The last month has been one of great significance for the hydrogen production industry. Hyundai recently announced production of a hydrogen fuel cell car, Toyota unveiled advancements at the most recent CES (Consumer Electronic Show), and Honda recently announced ambitions to launch an international fuel cell car in 2015. Additionally, Plug Power Chief Executive Andy Marsh’s comments earlier this month signaling a deal with a major global auto manufacturer kept hydrogen fuel at the forefront of the alternative energy discussion.
“As developers of a breakthrough technology to produce renewable hydrogen, we are very encouraged by recent statements and actions from large auto manufacturers exploring alternative fuel options,” said Tim Young, CEO of HyperSolar. “Knowing that the market exists and is hungry for hydrogen fuel further substantiates our efforts to develop low cost hydrogen production systems for commercial use. We are confident that as fuel cell manufacturing becomes more cost efficient, in part due to technologies like HyperSolar’s, the global market for clean fuel will expand dramatically.”
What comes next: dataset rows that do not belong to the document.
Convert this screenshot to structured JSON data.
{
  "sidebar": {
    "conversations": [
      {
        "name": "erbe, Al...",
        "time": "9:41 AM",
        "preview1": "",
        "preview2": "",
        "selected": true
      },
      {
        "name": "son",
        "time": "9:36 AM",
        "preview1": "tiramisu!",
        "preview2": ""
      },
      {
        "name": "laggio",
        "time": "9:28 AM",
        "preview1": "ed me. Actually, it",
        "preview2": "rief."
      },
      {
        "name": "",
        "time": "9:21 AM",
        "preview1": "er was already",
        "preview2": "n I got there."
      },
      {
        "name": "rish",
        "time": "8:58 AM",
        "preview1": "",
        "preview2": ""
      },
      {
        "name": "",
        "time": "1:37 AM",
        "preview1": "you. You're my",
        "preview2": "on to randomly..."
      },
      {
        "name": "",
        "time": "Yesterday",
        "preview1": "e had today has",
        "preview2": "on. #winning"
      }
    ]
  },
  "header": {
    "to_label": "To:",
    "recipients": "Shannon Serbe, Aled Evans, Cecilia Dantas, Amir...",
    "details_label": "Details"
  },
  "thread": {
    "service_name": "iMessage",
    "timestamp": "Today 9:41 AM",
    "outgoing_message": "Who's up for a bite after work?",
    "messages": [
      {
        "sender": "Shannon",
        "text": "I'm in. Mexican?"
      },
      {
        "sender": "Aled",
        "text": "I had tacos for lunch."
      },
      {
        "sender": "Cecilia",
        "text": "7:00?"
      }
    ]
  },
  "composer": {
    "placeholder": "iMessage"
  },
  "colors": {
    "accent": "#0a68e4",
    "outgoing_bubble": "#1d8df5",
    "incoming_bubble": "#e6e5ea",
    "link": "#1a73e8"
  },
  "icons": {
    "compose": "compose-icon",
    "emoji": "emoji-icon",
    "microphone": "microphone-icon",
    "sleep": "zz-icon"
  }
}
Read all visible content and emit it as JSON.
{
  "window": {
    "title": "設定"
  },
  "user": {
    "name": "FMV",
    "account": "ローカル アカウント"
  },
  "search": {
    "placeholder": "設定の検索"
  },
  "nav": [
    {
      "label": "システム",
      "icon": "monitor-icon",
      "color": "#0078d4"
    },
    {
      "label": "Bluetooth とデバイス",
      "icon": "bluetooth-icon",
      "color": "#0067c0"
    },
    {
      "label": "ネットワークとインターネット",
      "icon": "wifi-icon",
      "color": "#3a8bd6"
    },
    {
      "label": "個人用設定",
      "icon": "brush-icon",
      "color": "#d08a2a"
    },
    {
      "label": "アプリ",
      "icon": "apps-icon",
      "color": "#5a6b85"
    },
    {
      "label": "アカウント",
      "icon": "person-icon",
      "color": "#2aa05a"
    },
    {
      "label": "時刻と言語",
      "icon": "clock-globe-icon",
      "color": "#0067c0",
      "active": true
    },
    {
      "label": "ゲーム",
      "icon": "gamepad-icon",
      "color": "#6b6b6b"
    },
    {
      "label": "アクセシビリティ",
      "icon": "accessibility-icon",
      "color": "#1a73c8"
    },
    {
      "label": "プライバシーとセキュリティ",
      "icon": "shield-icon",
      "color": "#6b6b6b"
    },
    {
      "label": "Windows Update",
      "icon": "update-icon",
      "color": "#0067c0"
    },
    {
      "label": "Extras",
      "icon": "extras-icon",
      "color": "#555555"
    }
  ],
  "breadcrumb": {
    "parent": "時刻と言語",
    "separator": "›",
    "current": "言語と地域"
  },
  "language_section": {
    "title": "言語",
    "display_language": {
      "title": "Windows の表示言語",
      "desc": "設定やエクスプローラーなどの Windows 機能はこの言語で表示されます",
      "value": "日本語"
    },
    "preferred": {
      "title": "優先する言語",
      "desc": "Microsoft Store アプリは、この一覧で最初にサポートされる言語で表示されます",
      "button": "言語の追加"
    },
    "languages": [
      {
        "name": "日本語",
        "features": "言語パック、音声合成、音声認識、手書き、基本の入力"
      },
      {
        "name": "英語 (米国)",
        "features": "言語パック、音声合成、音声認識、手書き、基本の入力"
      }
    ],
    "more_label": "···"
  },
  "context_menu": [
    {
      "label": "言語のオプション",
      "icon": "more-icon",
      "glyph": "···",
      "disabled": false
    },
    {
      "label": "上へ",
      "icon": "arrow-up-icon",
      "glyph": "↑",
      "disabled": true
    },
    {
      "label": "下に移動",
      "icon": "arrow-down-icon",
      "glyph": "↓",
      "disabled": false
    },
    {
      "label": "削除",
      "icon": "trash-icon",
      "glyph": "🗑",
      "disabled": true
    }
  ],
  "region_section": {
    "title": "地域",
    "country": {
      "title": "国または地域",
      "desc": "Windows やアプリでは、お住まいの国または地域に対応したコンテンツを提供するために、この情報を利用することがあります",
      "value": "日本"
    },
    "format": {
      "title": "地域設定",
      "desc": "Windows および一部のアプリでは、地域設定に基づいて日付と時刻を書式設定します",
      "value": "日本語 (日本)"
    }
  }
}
HyperSolar has been riding a wave of momentum of late, recently announcing the filing of a patent application with the University of California, Santa Barbara (“UCSB”) for the “method of manufacture of multi-junction artificial photosynthetic cells.” This development brings the Company one step closer to achieving the critical 1.5 volts required for splitting water molecules into hydrogen and oxygen – signifying the potential for HyperSolar technology to develop hydrogen from water at the same cost as hydrogen developed from natural gas.